Binge drinking, mental health issues, adolescent suicide: how can we solve the problems that beset so many children? The answer may lie with the new science of positive psychology.
In a classroom in South Tyneside, a small group of 11-year-olds is considering the finer points of Stoic philosophy. The teacher, Mrs Carrahar, points helpfully at the blackboard. “Come on now, kids, remember your ABC: Adversity, Belief, Consequence. Sometimes how we feel about things depends on ... what? It begins with P ... Yes, Darren?” “Perspective, miss!” says a small child. “Very good, Darren!”
The class is the latest experiment in a new movement called “positive psychology”, which is slowly but surely revolutionising the way that education is approached in the English-speaking world. It is the brainchild of Martin Seligman, a professor at the University of Pennsylvania.
If there is one figure responsible for the deluge of books, articles and TV programmes on happiness with which we have been inundated over the last five years, it is Seligman. So, when I meet him in a hotel suite in London, it is a relief to discover that he is not some moronically upbeat figure, like the self-help guru played by Patrick Swayze in Donnie Darko.

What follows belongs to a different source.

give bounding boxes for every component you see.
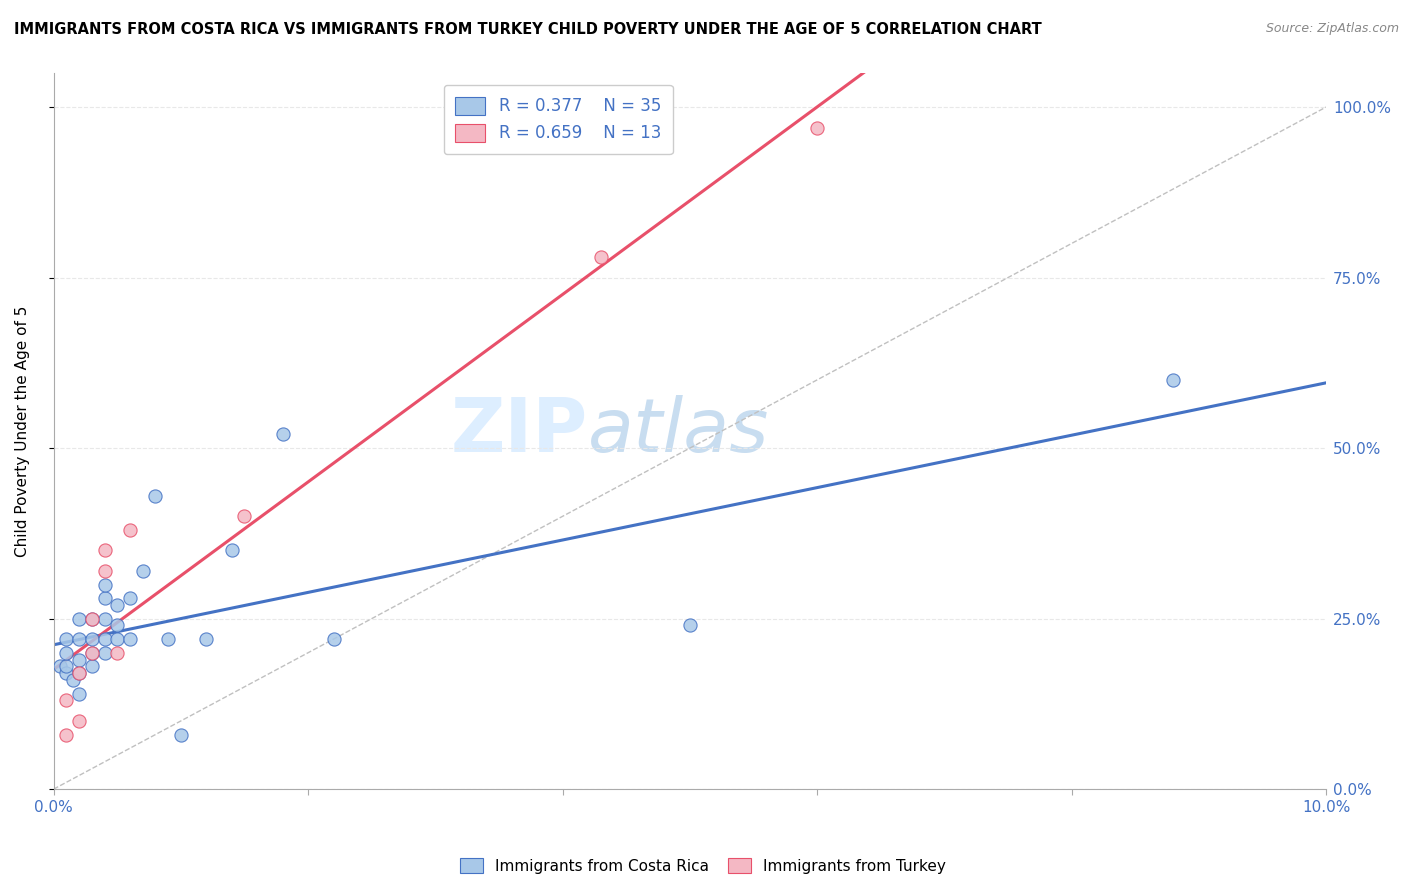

In fact, he tells me, “I was a slightly depressive grump for the first 40 years of my life”. After considering a career as a professional bridge player, then turning down a Fulbright scholarship in analytical philosophy at Oxford, he eventually became a psychologist and forged a distinguished name for himself studying “learned helplessness”, or how animals (and people) learn to give up in apparently hopeless situations.
While researching the phenomenon, Seligman was struck by something: some people, and even some animals, didn't give up even in highly adverse circumstances. He began to be interested in the opposite phenomenon, “learned optimism” - why some people possess unusual powers of resilience and self-control, and whether those powers can be taught or cultivated in others.